6.Deve consignar a sua denúncia no Livro de Reclamações, na própria empresa, ou em formato electrónico, se estiver ao seu alcance, e remeter, após se precaver com uma cópia, o exemplar que lhe for entregue à ASAE – Autoridade de Segurança Alimentar e Económica – para os devidos efeitos [DL 156/2005: n.ºs 1, 2 e 4.º do art.º 4.º; n.º 1 do art.º 5.º – B].

EM CONCLUSÃO

Preço é o preço total, como amiúde se proclama, em que se incluem todos os impostos, taxas e os encargos que neles se repercutem [DL 138/90: n.º 5 do art.º 1.º]

Se a entrega for onerosa, tem de estar incluída no preço: e se se pretender diferenciar as modalidades (com ou sem entrega), então terá de se indicar, em termos globais, um preço e outro, em homenagem à transparência [Lei 24/96: n.º 1 do art.º 9.º].

Se se exibe um letreiro com a indicação “Entrega Grátis”, sem eventuais restrições, e se procede à cobrança de um dado montante pela remessa do bem para o domicilio do consumidor, tal acto configurará uma prática comercial desleal (agressiva) [ ponto 3].

À prática agressiva corresponde uma contra-ordenação económica grave: e, em se tratando de uma micro-empresa (menos de 10 trabalhadores), com uma sanção que oscila entre os € 1 700 e os € 3 000 [cfr. ponto 4].

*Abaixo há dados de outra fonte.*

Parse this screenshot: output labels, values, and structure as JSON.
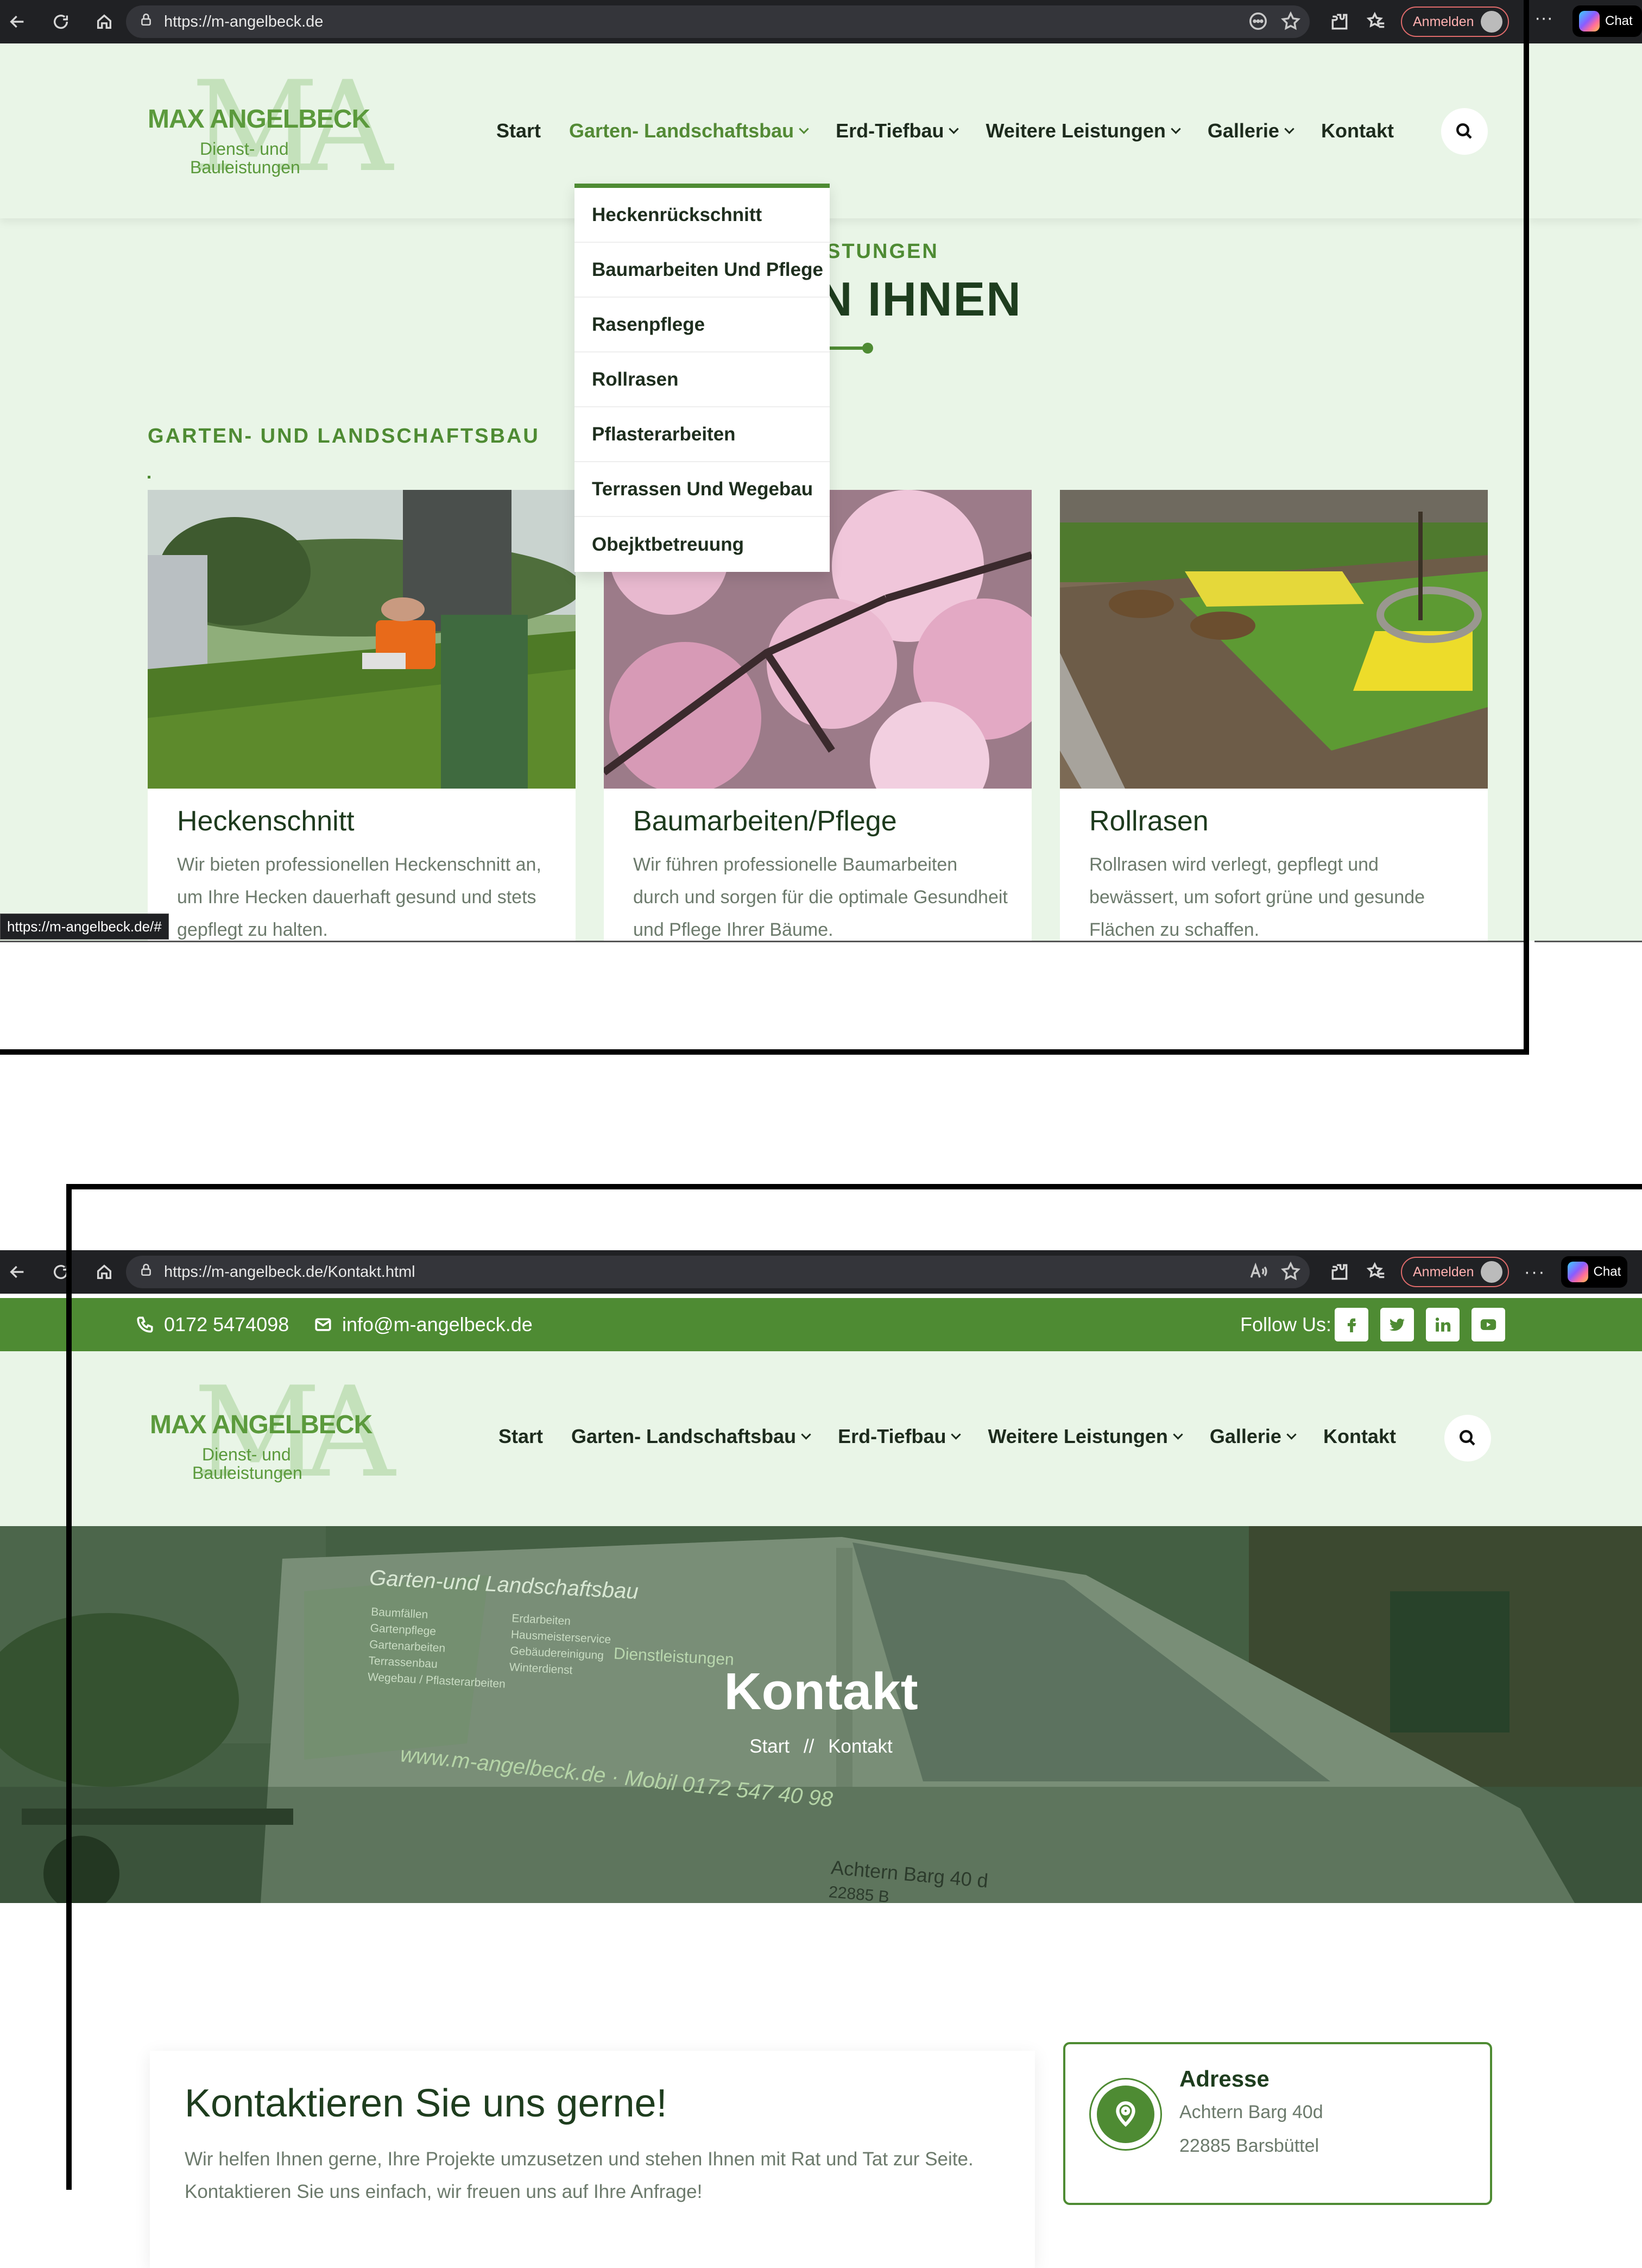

Ademais, uma tal prática também constitui crime de especulação passível de prisão de 6 meses a 3 anos e multa não inferior a 100 dias [cfr. ponto 5].

A reclamação deve ser lavrada no Livro respectivo, podendo enviar o duplicado, em seu poder, se usado for o do suporte físico, para a entidade reguladora [, ponto 6].

Este é, salvo melhor juízo, o nosso parecer.